32Ces responsables syndicales semblent donc souvent distinguer ce qui relèverait d’une question identitaire liée à la race ou à la sexualité, à renvoyer du côté de l’action militante et/ou bénévole ou à gérer sur un plan individuel, des conditions requises pour progresser dans les structures syndicales. Cette ambivalence est également observable chez les délégués égalité49 nouvellement mis en place dans les entreprises pour favoriser la négociation sur l’égalité des chances et qui tiennent un discours de justice sociale et de traitement égal « pour tous » (Moore & Wright, 2012). Alors qu’elles se sont parfois investies dans les structures séparées pour conscientiser et organiser les (autres) membres, les militantes rencontrées dissocient cet investissement du déroulement de leur propre carrière syndicale, en cherchant à construire leur légitimité sur des fonctions syndicales plus classiques. Juliette sépare ainsi son engagement bénévole comme lesbienne de sa « carrière » comme responsable syndicale au sein du secteur collectivités territoriales de UNISON.

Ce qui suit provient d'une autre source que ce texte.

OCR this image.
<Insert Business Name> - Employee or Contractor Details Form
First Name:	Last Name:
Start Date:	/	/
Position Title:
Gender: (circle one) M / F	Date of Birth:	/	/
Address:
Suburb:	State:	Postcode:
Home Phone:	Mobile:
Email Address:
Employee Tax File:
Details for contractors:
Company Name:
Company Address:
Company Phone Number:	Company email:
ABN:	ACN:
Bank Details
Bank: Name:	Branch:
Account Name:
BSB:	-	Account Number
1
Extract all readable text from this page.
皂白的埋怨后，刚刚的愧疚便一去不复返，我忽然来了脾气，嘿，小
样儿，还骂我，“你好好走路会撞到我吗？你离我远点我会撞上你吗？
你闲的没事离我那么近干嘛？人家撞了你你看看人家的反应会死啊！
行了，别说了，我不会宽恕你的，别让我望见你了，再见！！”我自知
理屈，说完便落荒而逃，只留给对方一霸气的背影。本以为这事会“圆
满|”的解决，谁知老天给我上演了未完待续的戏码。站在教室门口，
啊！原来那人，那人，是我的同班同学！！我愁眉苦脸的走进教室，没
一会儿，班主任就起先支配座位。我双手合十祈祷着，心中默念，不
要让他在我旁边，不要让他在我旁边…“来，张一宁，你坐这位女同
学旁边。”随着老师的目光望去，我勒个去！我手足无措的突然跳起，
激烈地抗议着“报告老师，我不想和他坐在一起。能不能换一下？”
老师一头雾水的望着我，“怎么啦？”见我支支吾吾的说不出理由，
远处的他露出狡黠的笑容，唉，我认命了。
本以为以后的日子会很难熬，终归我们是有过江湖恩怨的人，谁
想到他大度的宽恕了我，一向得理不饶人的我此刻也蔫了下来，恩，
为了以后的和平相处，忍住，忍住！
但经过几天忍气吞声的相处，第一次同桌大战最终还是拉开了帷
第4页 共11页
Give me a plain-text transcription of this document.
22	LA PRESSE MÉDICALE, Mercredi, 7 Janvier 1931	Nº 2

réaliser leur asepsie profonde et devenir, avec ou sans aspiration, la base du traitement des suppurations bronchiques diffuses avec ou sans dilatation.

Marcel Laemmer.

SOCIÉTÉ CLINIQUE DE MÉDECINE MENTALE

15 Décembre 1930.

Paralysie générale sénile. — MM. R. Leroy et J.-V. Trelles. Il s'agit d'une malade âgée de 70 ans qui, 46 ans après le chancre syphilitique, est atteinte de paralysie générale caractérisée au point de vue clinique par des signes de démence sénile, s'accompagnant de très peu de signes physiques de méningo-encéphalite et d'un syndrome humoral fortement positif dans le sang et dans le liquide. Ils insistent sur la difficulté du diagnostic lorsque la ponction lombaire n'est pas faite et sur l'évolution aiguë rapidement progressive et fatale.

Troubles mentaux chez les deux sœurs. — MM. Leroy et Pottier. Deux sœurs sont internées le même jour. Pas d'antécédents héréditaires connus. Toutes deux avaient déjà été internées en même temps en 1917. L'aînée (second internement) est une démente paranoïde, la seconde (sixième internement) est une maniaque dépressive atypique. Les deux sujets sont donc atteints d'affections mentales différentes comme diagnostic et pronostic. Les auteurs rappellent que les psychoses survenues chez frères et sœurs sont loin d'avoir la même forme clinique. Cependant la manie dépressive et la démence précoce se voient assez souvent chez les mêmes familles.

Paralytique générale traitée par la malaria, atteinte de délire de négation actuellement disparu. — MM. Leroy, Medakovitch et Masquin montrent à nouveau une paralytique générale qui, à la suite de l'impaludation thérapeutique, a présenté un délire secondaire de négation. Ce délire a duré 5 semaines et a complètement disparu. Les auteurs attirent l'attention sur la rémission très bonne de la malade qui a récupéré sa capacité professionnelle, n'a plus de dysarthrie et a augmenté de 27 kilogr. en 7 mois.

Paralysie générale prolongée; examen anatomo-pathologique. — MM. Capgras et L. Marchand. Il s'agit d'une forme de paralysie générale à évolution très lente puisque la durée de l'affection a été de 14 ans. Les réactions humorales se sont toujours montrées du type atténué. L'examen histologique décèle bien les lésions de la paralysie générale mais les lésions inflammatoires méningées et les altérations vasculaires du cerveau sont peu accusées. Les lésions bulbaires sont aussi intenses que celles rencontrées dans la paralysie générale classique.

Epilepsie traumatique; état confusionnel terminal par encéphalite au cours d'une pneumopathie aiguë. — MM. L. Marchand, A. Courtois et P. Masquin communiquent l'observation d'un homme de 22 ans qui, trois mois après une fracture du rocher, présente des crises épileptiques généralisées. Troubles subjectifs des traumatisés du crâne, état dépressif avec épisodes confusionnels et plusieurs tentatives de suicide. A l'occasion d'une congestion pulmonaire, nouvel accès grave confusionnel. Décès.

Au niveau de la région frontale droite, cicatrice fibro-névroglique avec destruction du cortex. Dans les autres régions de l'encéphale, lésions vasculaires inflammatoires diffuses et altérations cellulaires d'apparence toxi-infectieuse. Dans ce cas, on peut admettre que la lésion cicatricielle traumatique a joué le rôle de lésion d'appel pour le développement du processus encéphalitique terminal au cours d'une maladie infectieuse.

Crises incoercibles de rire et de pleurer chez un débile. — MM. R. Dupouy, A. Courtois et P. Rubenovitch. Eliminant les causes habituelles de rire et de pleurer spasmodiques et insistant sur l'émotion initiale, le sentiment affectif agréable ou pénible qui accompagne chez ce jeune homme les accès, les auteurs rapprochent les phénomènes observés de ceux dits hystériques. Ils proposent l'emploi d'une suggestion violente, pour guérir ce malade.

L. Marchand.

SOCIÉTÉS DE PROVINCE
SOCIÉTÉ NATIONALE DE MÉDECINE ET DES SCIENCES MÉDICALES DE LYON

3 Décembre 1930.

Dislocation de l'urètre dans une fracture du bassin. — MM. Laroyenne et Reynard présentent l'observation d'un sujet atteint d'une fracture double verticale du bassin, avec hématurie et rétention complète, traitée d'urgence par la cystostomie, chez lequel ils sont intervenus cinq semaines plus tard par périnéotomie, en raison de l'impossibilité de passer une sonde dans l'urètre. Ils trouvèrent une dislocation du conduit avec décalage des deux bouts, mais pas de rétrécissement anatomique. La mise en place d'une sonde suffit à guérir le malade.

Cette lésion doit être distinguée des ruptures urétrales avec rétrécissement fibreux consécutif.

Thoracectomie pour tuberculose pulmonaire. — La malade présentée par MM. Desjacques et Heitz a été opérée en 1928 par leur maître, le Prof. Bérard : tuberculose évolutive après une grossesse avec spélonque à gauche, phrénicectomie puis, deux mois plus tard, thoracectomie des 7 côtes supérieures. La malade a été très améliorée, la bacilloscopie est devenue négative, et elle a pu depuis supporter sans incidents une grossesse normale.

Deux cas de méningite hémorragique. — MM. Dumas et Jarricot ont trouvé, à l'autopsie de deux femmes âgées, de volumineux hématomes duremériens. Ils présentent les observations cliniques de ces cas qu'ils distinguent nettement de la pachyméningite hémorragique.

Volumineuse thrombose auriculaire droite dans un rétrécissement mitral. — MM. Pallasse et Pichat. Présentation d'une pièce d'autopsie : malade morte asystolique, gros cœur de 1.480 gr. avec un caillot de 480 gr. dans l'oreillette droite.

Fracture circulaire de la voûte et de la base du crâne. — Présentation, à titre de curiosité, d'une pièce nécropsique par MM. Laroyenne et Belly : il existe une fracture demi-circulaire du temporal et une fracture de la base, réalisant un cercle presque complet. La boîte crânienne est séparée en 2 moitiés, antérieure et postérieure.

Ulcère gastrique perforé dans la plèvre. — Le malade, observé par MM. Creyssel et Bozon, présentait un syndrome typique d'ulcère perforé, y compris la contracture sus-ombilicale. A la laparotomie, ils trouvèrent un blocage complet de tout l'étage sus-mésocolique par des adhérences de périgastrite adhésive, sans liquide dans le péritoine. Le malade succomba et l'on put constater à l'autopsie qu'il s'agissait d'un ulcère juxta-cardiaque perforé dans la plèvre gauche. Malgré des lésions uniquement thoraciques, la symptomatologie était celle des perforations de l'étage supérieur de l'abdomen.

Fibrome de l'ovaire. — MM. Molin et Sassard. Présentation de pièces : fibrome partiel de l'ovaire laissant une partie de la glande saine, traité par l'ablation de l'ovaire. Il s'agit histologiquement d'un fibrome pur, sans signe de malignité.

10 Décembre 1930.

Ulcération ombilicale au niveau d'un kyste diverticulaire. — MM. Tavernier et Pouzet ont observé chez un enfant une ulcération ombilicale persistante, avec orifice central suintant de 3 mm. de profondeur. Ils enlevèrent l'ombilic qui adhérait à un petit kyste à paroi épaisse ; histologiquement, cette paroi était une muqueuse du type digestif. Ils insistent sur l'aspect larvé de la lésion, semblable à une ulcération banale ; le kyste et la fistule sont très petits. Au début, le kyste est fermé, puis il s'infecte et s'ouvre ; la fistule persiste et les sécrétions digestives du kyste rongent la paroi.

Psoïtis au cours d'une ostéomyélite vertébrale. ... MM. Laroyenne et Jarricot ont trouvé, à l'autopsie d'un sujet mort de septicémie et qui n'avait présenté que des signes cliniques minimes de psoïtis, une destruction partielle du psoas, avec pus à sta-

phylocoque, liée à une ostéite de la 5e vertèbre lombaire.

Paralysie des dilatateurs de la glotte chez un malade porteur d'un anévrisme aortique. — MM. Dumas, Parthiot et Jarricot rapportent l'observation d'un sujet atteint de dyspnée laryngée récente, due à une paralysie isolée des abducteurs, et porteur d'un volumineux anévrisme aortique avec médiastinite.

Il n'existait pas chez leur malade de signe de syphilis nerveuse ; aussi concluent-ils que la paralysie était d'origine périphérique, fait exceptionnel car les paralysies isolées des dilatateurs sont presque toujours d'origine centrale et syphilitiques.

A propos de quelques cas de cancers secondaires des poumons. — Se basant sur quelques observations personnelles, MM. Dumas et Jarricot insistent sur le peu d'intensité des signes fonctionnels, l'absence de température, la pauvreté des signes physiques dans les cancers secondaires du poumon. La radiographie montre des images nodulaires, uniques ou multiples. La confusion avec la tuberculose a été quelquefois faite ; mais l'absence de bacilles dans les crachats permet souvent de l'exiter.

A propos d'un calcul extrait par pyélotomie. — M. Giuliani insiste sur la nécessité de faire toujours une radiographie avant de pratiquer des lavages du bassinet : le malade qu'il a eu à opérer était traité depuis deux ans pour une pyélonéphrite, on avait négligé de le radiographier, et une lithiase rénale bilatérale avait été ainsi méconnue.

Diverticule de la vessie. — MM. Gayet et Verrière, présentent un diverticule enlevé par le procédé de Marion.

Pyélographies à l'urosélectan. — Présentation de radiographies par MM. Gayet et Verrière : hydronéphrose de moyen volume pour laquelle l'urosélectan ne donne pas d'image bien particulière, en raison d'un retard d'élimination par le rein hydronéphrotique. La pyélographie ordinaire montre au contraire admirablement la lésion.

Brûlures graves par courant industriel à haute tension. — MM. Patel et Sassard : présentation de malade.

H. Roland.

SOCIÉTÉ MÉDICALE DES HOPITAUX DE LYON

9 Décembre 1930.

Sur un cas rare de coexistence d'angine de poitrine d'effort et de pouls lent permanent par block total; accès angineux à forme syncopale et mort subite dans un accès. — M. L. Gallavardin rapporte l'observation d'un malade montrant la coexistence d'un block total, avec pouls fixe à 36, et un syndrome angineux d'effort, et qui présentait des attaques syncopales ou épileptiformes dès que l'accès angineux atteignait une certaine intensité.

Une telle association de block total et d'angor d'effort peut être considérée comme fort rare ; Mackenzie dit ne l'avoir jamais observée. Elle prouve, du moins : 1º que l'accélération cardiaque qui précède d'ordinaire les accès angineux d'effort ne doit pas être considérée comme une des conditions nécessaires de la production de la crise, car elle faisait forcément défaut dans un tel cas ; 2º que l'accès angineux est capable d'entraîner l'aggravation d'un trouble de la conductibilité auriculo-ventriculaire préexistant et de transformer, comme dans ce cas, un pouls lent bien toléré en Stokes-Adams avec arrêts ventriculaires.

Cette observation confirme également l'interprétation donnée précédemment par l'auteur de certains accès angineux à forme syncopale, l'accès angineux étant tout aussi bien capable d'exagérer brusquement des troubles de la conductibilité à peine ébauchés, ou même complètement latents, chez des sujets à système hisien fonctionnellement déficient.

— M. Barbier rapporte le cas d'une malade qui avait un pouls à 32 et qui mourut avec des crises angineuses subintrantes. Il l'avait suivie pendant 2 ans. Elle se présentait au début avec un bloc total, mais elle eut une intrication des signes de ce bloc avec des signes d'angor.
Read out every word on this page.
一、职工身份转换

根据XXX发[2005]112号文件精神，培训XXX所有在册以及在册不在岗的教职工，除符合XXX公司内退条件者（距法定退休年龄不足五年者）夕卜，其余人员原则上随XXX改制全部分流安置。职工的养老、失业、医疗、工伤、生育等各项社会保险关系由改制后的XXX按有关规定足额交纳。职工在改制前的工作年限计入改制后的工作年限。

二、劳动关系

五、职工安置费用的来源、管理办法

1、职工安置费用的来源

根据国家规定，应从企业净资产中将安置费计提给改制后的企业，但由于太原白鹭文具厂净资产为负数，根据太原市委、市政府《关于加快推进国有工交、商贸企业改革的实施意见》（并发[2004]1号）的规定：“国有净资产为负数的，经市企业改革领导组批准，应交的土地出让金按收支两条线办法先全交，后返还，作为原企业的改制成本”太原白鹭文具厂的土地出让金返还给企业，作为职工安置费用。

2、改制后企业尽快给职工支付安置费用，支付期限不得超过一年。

Issue d’un milieu de classe moyenne non syndiqué (père directeur d’usine) et diplômée de l’université, Juliette est embauchée en 1986 dans le service logement d’une mairie dans la banlieue de Londres. Elle se syndique à NALGO dans un contexte de grèves répétées contre les projets de privatisation menés par le gouvernement Thatcher et devient déléguée syndicale très rapidement. Parallèlement, elle s’investit dans le mouvement gay et lesbien au début des années 1990, et s’occupe d’une association qui milite en faveur d’une meilleure prise en charge des questions de santé et VIH. Elle présente cet activisme comme « l’expression de son identité ». Embauchée comme responsable de la syndicalisation par UNISON, elle promeut la mise en place de groupes LGBT auto‑organisés. Devenue ensuite regional organiser pour la région de Londres, sous la pression du secrétaire régional qui la pousse à candidater, elle travaille également quelques mois avec la responsable LGBT au niveau national, ce qu’elle oublie de mentionner au départ dans l’entretien. De même, Juliette distingue clairement son implication pendant de nombreuses années dans la conférence LGBT, présentée comme une activité bénévole, et son travail en tant que responsable syndicale au niveau régional, où elle prend une fonction de senior regional officer en charge des collectivités locales en 2005, puis au niveau national sur le même dossier. Aujourd’hui, « je ne fais partie d’aucun groupe, je suis un peu en éloignée de ça dans ma position actuelle. Je serai contente de mentorer quelqu’un, c’est ce qui me manque maintenant que j’ai ces responsabilités nationales. En région, on a plus de contacts avec le terrain ». Elle envisage de reprendre un poste en région car le contact avec les adhérents lui manque et sa compagne tailleur de pierre peut la suivre dans sa mobilité.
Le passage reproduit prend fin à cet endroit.